Robotics researchers have discovered humans can be squeamish interacting with robots intended but failing to convince us of humanlike qualities. Digging deeper into that realm, University of Pisa scientists are working with a robot named FACE. Thanks to studies of the complexity of human expression, this machine can mimic a wide range of emotions – from amazement, indifference, and fear to happiness, sadness and disgust. FACE additionally expresses subtlety falling between these emotions. That subtlety is in part due to a battery of 32 motors replicating key points of movement in human expressions. Among the projections for FACE’s use is teaching autistic children to understand mood through recognition of facial expressions.

Other Robot bits
Thinking out of … errr… in the box, MIT researchers have created M-Blocks—metal cubes powered by flywheels for movement. These cubes feature magnetic properties, enabling them to stick together and form basic structures. The Cubli goes one step further. Developed by ETH Zurich the Cubli robot cube not only moves using flywheels, but it can balance on one corner.

Cubli, just less than six inches per side, is a framework housing three brushless motors powering momentum wheels, one for each axis of motion. The motor controllers and inertial sensors are all linked to a microprocessor, which can maintain balance, or shift momentum to rotate or move, by controlling falls in given directions. The aim right now for such a device is to give robots a greater sense of balance and mobility as they explore other planets.

Just shy of full autonomy is the notion of the human mind directly controlling a robot. Through an electrode-filled swim-cap, a human can now control the robot “Morpheus” through commands given as thoughts. Human controllers at the University of Washington have experienced a success rate of up to 94 percent, all via the scalp interface. The developer’s aim for Morpheus will be able to provide rescue capability as well as companionship to humans.

In summation, engineering is tackling a remarkable number of robotics challenges in terms of mechanical “framing”, artificial intelligence and complex multiple-processor capabilities, and making inroads on dynamic problems like balance, flexible responses and speed. There remains a greater frontier in fundamental components – critical technologies such as batteries, servos, and electric motors that must evolve to make robots strong yet fluid and even more adaptable. And the multidisciplinary approaches of bioengineering are already at work in these areas.

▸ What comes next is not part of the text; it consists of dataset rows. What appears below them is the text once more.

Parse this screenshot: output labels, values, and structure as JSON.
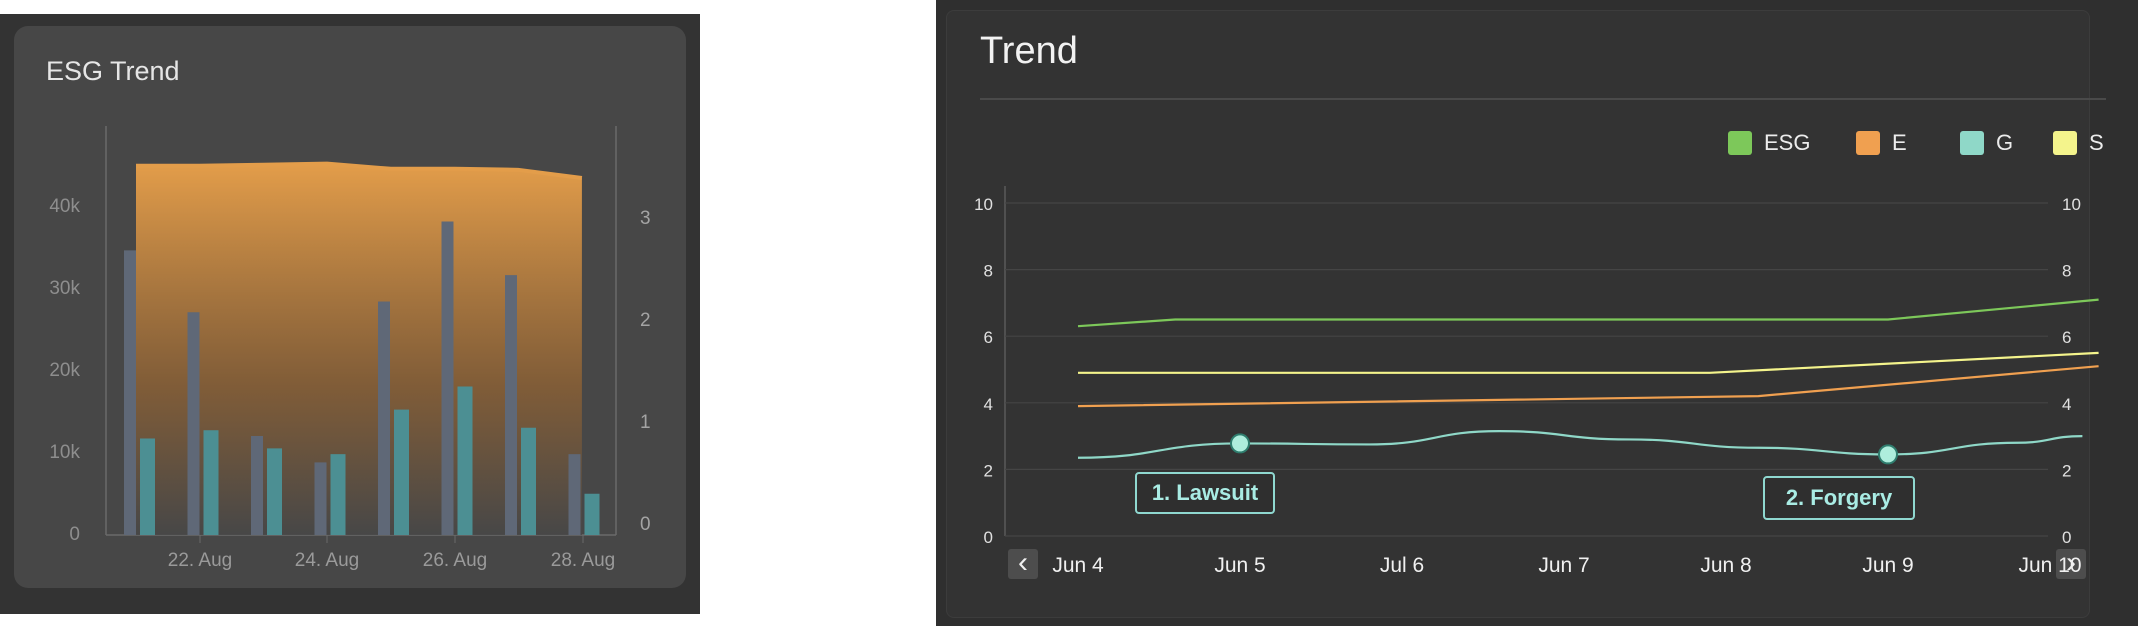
{
  "chart_data": [
    {
      "type": "bar",
      "title": "ESG Trend",
      "x_tick_labels": [
        "22. Aug",
        "24. Aug",
        "26. Aug",
        "28. Aug"
      ],
      "y_left_ticks": [
        "0",
        "10k",
        "20k",
        "30k",
        "40k"
      ],
      "y_right_ticks": [
        "0",
        "1",
        "2",
        "3"
      ],
      "y_left_range": [
        0,
        50000
      ],
      "y_right_range": [
        0,
        4
      ],
      "grid": false,
      "bar_groups": [
        {
          "grey": 34500,
          "teal": 11700
        },
        {
          "grey": 27000,
          "teal": 12700
        },
        {
          "grey": 12000,
          "teal": 10500
        },
        {
          "grey": 8800,
          "teal": 9800
        },
        {
          "grey": 28300,
          "teal": 15200
        },
        {
          "grey": 38000,
          "teal": 18000
        },
        {
          "grey": 31500,
          "teal": 13000
        },
        {
          "grey": 9800,
          "teal": 5000
        }
      ],
      "area_series": [
        3.48,
        3.48,
        3.49,
        3.5,
        3.45,
        3.45,
        3.44,
        3.36
      ],
      "colors": {
        "grey": "#5f6877",
        "teal": "#4c8f93",
        "area_top": "#e39d4a"
      }
    },
    {
      "type": "line",
      "title": "Trend",
      "x_labels": [
        "Jun 4",
        "Jun 5",
        "Jul 6",
        "Jun 7",
        "Jun 8",
        "Jun 9",
        "Jun 10"
      ],
      "y_ticks": [
        "0",
        "2",
        "4",
        "6",
        "8",
        "10"
      ],
      "y_range": [
        0,
        10
      ],
      "grid": true,
      "legend_position": "top-right",
      "series": [
        {
          "name": "ESG",
          "color": "#7dc85a",
          "points": [
            [
              0,
              6.3
            ],
            [
              0.6,
              6.5
            ],
            [
              5.0,
              6.5
            ],
            [
              6.3,
              7.1
            ]
          ]
        },
        {
          "name": "E",
          "color": "#f0a050",
          "points": [
            [
              0,
              3.9
            ],
            [
              4.2,
              4.2
            ],
            [
              6.3,
              5.1
            ]
          ]
        },
        {
          "name": "G",
          "color": "#8fd8c8",
          "points": [
            [
              0,
              2.35
            ],
            [
              1.0,
              2.78
            ],
            [
              1.8,
              2.75
            ],
            [
              2.6,
              3.15
            ],
            [
              3.4,
              2.9
            ],
            [
              4.2,
              2.65
            ],
            [
              5.0,
              2.45
            ],
            [
              5.8,
              2.8
            ],
            [
              6.2,
              3.0
            ]
          ]
        },
        {
          "name": "S",
          "color": "#f4f48c",
          "points": [
            [
              0,
              4.9
            ],
            [
              3.9,
              4.9
            ],
            [
              6.3,
              5.5
            ]
          ]
        }
      ],
      "annotations": [
        {
          "label": "1. Lawsuit",
          "x": 1.0,
          "y": 2.78
        },
        {
          "label": "2. Forgery",
          "x": 5.0,
          "y": 2.45
        }
      ]
    }
  ]
}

Social Media Gone Wild—Aussie swimmers warned by #Chomp
Australian government researchers have attached acoustic transmitters to 338 sharks off Australia’s west coast. The devices ping off an automatic alert on the Surf Live Saving Western Australia’s Twitter feed when they come in proximity of a beachfront receiver.  So when a tagged shark is in the danger zone, its transmitter broadcasts the shark’s size, species and location.

Since 2012, shark attacks have claimed six people in Western Australia. This new alert system using Twitter technology is an automated version of one in South Africa that relies on human shark-spotters tweeting their observations.

The technology isn’t foolproof, as not all sharks will be tagged, and an alert doesn’t necessarily mean there will be an attack, as many beaches worldwide have sharks loitering much of the time.

Hopes are this early warning system will save lives—and not just human lives. The researchers also hope that lessening the possibility of attacks on people will dampen desires to hunt such predators in beach regions. Australia has a new shark-killing program aiming to keep beaches safe.